Ils se lancent dans la tâche avec enthousiasme, sans trop y réfléchir. Comme moi – et aussi sans doute à cause de moi – ils sont eux aussi excessivement dans l’action. Leur relation aux objets du savoir est ainsi immédiate, directe, mais elle risque aussi d’être superficielle si elle ne pas étayée d’un temps de réflexion. Les moments dans lesquels cette « posture de réflexivité » est plus évidente restent ceux liée à la réflexion sur la langue, aux nouveaux points de grammaire ou aux faits de langue abordés dans les séances. Cela est dû aussi à la méthodologie utilisée, qui demande aux élèves de se questionner, d’émettre des hypothèses sur les nouvelles règles, en encourageant ainsi la déduction et non la simple transmission verticale des savoirs. Bien que j’essaye d’encourager les élèves à se poser des questions dans d’autres phases de la séance, par exemple dans la phase d’introduction de la compréhension de l’oral et de l’écrit, quand je demande d’analyser les images et le paratexte et d’émettre des hypothèses pour faciliter la compréhension, cela n’est pas suffisant. Il faut que je mette en place des modalités de travail qui encouragent davantage cette posture « réflexive ». Comme le suggèrent Bucheton et Soulé (2009, p.41), cela pourrait être fait en limitant ma tendance à adopter une « posture de contrôle » et en mettant en place davantage une posture « d’accompagnement ». Comme on l’analysera dans les paragraphes suivants, l’organisation des temps de travail et la gestion du « silence » en classe jouent dans cela un rôle essentiel, en constituant des éléments que je dois apprendre à mieux maîtriser.
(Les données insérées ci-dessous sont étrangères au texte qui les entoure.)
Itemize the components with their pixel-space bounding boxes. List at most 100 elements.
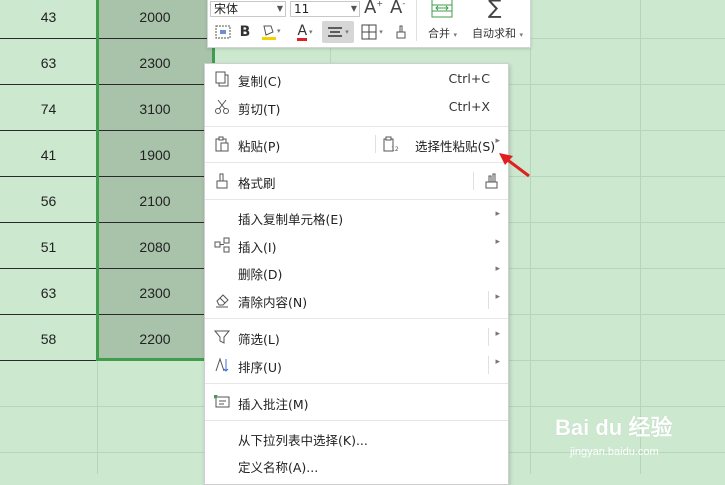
menu-separator [205, 126, 508, 127]
row-border [0, 38, 213, 39]
font-color-label: A [297, 22, 308, 41]
menu-item-copy[interactable]: 复制(C) Ctrl+C [205, 68, 508, 90]
grid-line [640, 0, 641, 474]
menu-item-paste-special[interactable]: 12 选择性粘贴(S) ▸ [375, 133, 508, 155]
menu-separator [205, 420, 508, 421]
cell-b[interactable]: 2000 [97, 9, 213, 25]
menu-item-cut[interactable]: 剪切(T) Ctrl+X [205, 96, 508, 118]
font-name-value: 宋体 [214, 2, 239, 16]
cell-b[interactable]: 2080 [97, 239, 213, 255]
format-cells-icon[interactable] [214, 21, 232, 43]
chevron-right-icon: ▸ [495, 209, 500, 219]
menu-item-label: 从下拉列表中选择(K)... [238, 433, 368, 448]
mini-toolbar: 宋体 ▼ 11 ▼ A+ A- B ▾ A ▾ ▾ ▾ 合并 ▾ ∑ 自动求和 … [207, 0, 531, 48]
brush-icon [213, 172, 231, 190]
cell-b[interactable]: 3100 [97, 101, 213, 117]
menu-separator [205, 383, 508, 384]
borders-button[interactable]: ▾ [358, 21, 386, 43]
merge-button[interactable]: 合并 ▾ [428, 25, 457, 41]
menu-item-insert[interactable]: 插入(I) ▸ [205, 234, 508, 256]
menu-item-label: 排序(U) [238, 360, 282, 375]
menu-item-label: 清除内容(N) [238, 295, 308, 310]
merge-icon[interactable] [430, 0, 454, 19]
insert-cells-icon [213, 236, 231, 254]
chevron-down-icon: ▼ [350, 4, 357, 13]
menu-item-insert-comment[interactable]: 插入批注(M) [205, 391, 508, 413]
font-color-button[interactable]: A ▾ [292, 21, 318, 43]
menu-item-label: 筛选(L) [238, 332, 280, 347]
selection-border [96, 0, 99, 361]
context-menu: 复制(C) Ctrl+C 剪切(T) Ctrl+X 粘贴(P) 12 选择性粘贴… [204, 63, 509, 485]
menu-item-delete[interactable]: 删除(D) ▸ [205, 261, 508, 283]
baidu-watermark: Bai du 经验 [555, 415, 673, 440]
menu-item-label: 定义名称(A)... [238, 460, 319, 475]
cell-a[interactable]: 51 [0, 239, 97, 255]
cell-b[interactable]: 2100 [97, 193, 213, 209]
copy-icon [213, 70, 231, 88]
font-name-select[interactable]: 宋体 ▼ [210, 1, 286, 17]
cell-a[interactable]: 63 [0, 285, 97, 301]
menu-item-shortcut: Ctrl+C [448, 71, 490, 86]
menu-item-label: 插入批注(M) [238, 397, 309, 412]
menu-item-label: 插入复制单元格(E) [238, 212, 344, 227]
menu-separator [205, 318, 508, 319]
selected-column-range[interactable] [97, 0, 213, 360]
chevron-right-icon: ▸ [495, 264, 500, 274]
cell-a[interactable]: 56 [0, 193, 97, 209]
font-size-value: 11 [294, 2, 310, 16]
chevron-right-icon: ▸ [495, 357, 500, 367]
eraser-icon [213, 291, 231, 309]
decrease-font-icon[interactable]: A- [390, 0, 405, 18]
menu-item-filter[interactable]: 筛选(L) ▸ [205, 326, 508, 348]
cell-a[interactable]: 43 [0, 9, 97, 25]
align-center-button[interactable]: ▾ [322, 21, 354, 43]
menu-separator [205, 199, 508, 200]
row-border [0, 84, 213, 85]
filter-icon [213, 328, 231, 346]
clipboard-icon [213, 135, 231, 153]
menu-item-label: 插入(I) [238, 240, 277, 255]
cell-b[interactable]: 2200 [97, 331, 213, 347]
increase-font-icon[interactable]: A+ [364, 0, 383, 18]
format-painter-icon[interactable] [392, 21, 410, 43]
scissors-icon [213, 98, 231, 116]
watermark-url: jingyan.baidu.com [570, 446, 659, 458]
autosum-icon[interactable]: ∑ [488, 0, 501, 19]
merge-label: 合并 [428, 27, 450, 40]
chevron-right-icon: ▸ [495, 237, 500, 247]
row-border [0, 314, 213, 315]
selection-border [96, 358, 206, 361]
font-size-select[interactable]: 11 ▼ [290, 1, 360, 17]
cell-a[interactable]: 58 [0, 331, 97, 347]
menu-item-pick-from-list[interactable]: 从下拉列表中选择(K)... [205, 427, 508, 449]
menu-divider [488, 328, 489, 346]
cell-a[interactable]: 74 [0, 101, 97, 117]
menu-item-clear[interactable]: 清除内容(N) ▸ [205, 289, 508, 311]
row-border [0, 130, 213, 131]
fill-color-button[interactable]: ▾ [258, 21, 284, 43]
grid-line [530, 0, 531, 474]
bold-button[interactable]: B [236, 21, 254, 43]
cell-b[interactable]: 2300 [97, 55, 213, 71]
cell-a[interactable]: 41 [0, 147, 97, 163]
cell-b[interactable]: 2300 [97, 285, 213, 301]
chevron-right-icon: ▸ [495, 329, 500, 339]
cell-b[interactable]: 1900 [97, 147, 213, 163]
menu-item-label: 剪切(T) [238, 102, 281, 117]
row-border [0, 222, 213, 223]
svg-text:▾: ▾ [277, 27, 281, 35]
menu-item-label: 删除(D) [238, 267, 283, 282]
grid-line [97, 360, 98, 474]
menu-item-insert-copied[interactable]: 插入复制单元格(E) ▸ [205, 206, 508, 228]
chevron-down-icon: ▼ [276, 4, 283, 13]
cell-a[interactable]: 63 [0, 55, 97, 71]
chevron-right-icon: ▸ [495, 136, 500, 146]
menu-item-sort[interactable]: 排序(U) ▸ [205, 354, 508, 376]
comment-icon [213, 393, 231, 411]
menu-divider [488, 291, 489, 309]
row-border [0, 176, 213, 177]
svg-text:12: 12 [391, 146, 398, 152]
menu-item-define-name[interactable]: 定义名称(A)... [205, 454, 508, 476]
menu-item-format-painter[interactable]: 格式刷 [205, 170, 508, 192]
autosum-button[interactable]: 自动求和 ▾ [472, 25, 523, 41]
Mes pratiques : analyse et réflexion
De la tentative d’analyse du jeu entre ma posture et celle des apprenants effectuée auparavant, ressort clairement le besoin d’agir sur mon positionnement pour construire des pratiques de classe qui mettent davantage les élèves au centre des apprentissages. Au cours de ce paragraphe, je passerai en revue quelques pratiques que j’ai mises en place en classe pour tenter de « lâcher prise ».
L’une des pratiques qui s’est révélée plus efficace a été l’introduction de la figure de secrétaire, sous conseil de ma tutrice ESPE Mme S.. J’ai déjà évoqué mes craintes initiales par rapport à cette pratique, qui se sont avérées totalement infondées, surtout dans la classe où je m’inquiétais le plus, la 4ème. Au contraire, ce dispositif s’est démontré particulièrement utile dans cette même classe, qui en début d’année était particulièrement agitée et qui demandait un effort constant de recadrage au niveau des bavardages et d l’attention. Le fait de déléguer permet en premier lieu aux élèves d’être plus actifs, à travers de rituels très vite intégrés au déroulement des séances (écrire la date au tableau, faire l’appel, noter la trace écrite au tableau, donner la parole, demander le silence, corriger les exercices, distribuer les photocopies..). Cela a également un deuxième effet positif : tout action faite par le secrétaire est une action que je ne dois pas accomplir moi-même. Même si je reste dans une attitude de supervision25, cela me libère du temps, de l’attention et de la mobilité au sein de la classe pour me dédier à d’autres activités importantes. Je peux ainsi circuler entre les rangs, vérifier que tout le monde se met au travail, être disponible pour des questions de certains élèves sans que cela ne parasite mon cours, en « bloquant » toute la classe sur un besoin spécifique d’un élève. De plus, j’ai remarqué que le fait d’être responsabilisé, en ayant la possibilité d’incarner un rôle perçu comme valorisant permet de « coopter » les élèves qui sont dans une posture « dogmatique », de « refus » ou simplement dans une attitude plus passive, en les « réintégrant » dans le groupe classe. En ce qui concerne mon positionnement, j’ai trouvé particulièrement intéressant de me questionner sur l’évolution du sens que j’ai donné à cet outil avec l’expérience. Si au début je tendais à utiliser le secrétaire surtout comme un garant de la discipline, à fur et à mesure j’ai commencé à augmenter les tâches déléguées, en les élargissant à des pratiques pédagogiques plus intéressantes. Il s’est donc mis en place une sorte de « passage de témoin » entre l’enseignant et le secrétaire, qui se retrouve donc à poser des questions à la classe pour lancer des activités, pour corriger ou stimuler la prise de parole sans que cela ne nécessite mon intervention.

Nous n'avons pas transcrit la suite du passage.